Since 1995, Japan has imported about 700,000 tonnes of rice tariff-free annually, most of which it diverts to uses that do not compete with Japanese rice, such as livestock feed and emergency stockpiles, the report said.
Meanwhile, a Council of Agriculture official has been quoted as saying by local media that Japanese grain importers managed to obtain a quota to buy 440 tonnes of rice from Taiwan last year, a new record since Taiwan resumed rice exports to Japan in October 2004.
Japanese grain traders have procured 1,500 to 2,000 tonnes of rice from central and southern Taiwan so far this year, business sources said, adding that Taiwan-grown rice has been sold to Japan at good prices.
For instance, a new rice strain dubbed “Kaohsiung 145” has been shipped to Japan at a price of US$1,600 per tonne, or about NT$48 per kilogram, higher than the NT$24 to NT$26 obtained in the domestic market.
Lin Ting-san (林定三), a Japan-accredited rice examiner, who has helped introduce Japanese rice traders to Taiwanese farmers, said Japanese importers had been searching for fine-quality rice in China, Thailand and several other places.

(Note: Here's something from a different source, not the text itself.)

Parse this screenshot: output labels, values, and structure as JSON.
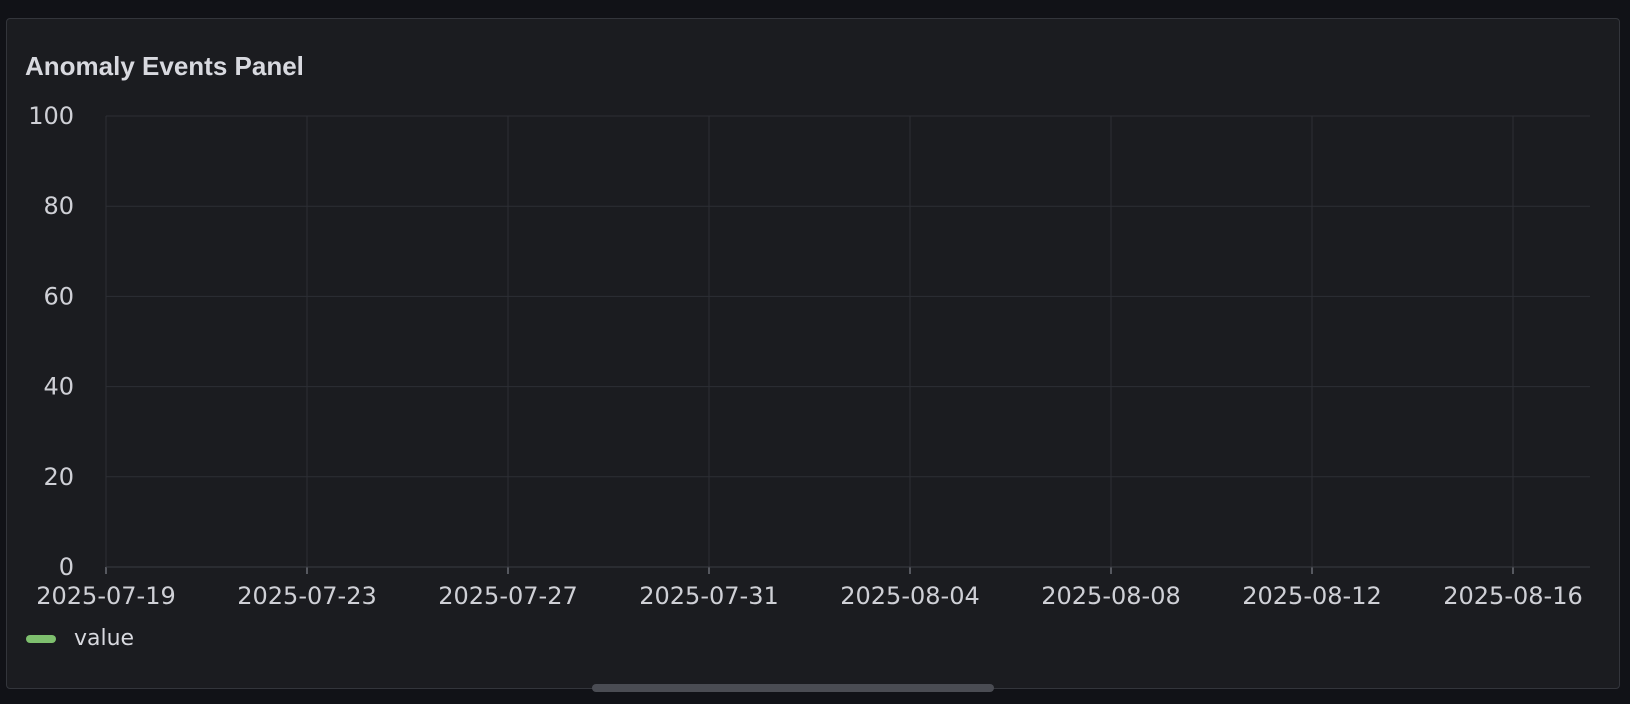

“Although rice alternatives from those places tended to be cheaper than Taiwan-grown varieties, their quality mostly fell short of expectations,” Lin said.
Major Japanese grain traders have therefore shifted their orders to Taiwan, he said.

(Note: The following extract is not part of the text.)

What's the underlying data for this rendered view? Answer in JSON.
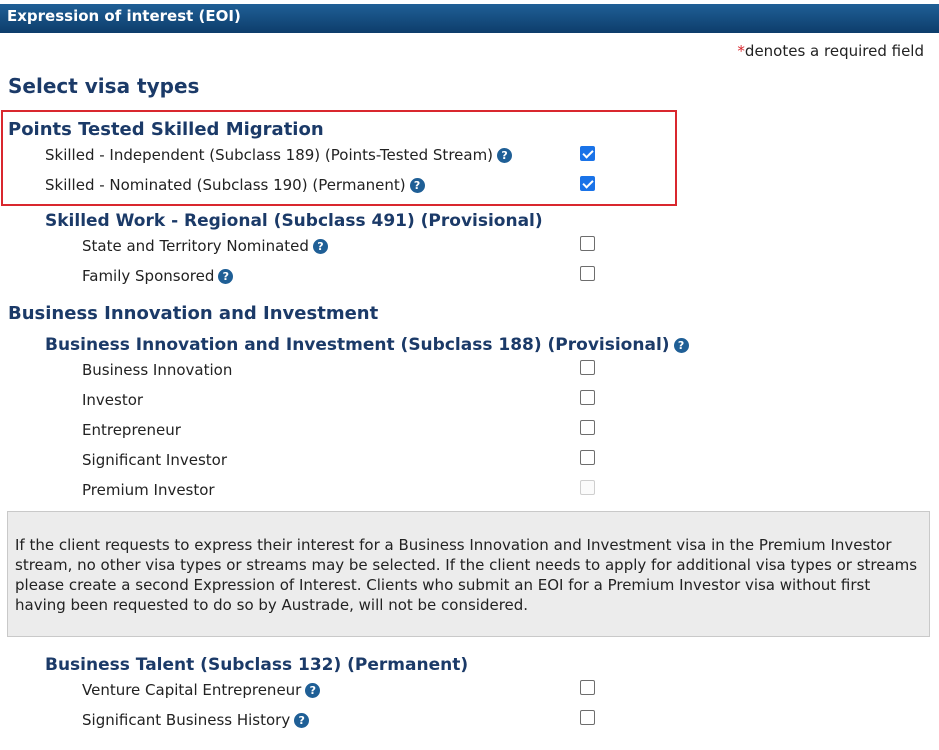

Chen Yen-ching (陳燕卿), a Shennong Agriculture Award-winning rice farmer in Taoyuan County, said a Japanese rice trader purchased 80 tonnes of “Taiken 14” rice from the county in April this year.
“The texture and flavor of Taiken 14 are similar to premium Japanese-grown rice and suitable for household consumption,” Chen said, adding that the Taiken 14 rice has been sold in Japanese supermarket chains and other retail stores.
Chang Chih-chao (張智超), head of the Hualien County Government’s Agriculture Department, said a Japanese company has struck a deal with farmers in his county to purchase about 60 hectares of rice crops.
“Rice seedlings have been planted in several of our townships and villages,” Chang said.
Another Japanese food company, Kanematsu Co, has ordered 500 tonnes of Shangshui rice from Greater Tainan’s Houbi District (後壁), agricultural sources said.
About 80 tonnes of Shangshui rice was shipped to Japan in February after passing Japanese inspection, and the rest of the order should be delivered in late September, the sources said.
While Taiwan-grown rice has been well received in Japan, the New York Times report said whether there will be a significant push by Japanese consumers or businesses for more foreign rice is still uncertain.
The Japanese farming lobby, which has strong political clout, remains opposed to an opening-up, it added.
“Still, waning loyalties to homegrown rice could have immense implications for a country whose politics, society, economy and even national identity are entwined with rice cultivation,” the New York Times report said.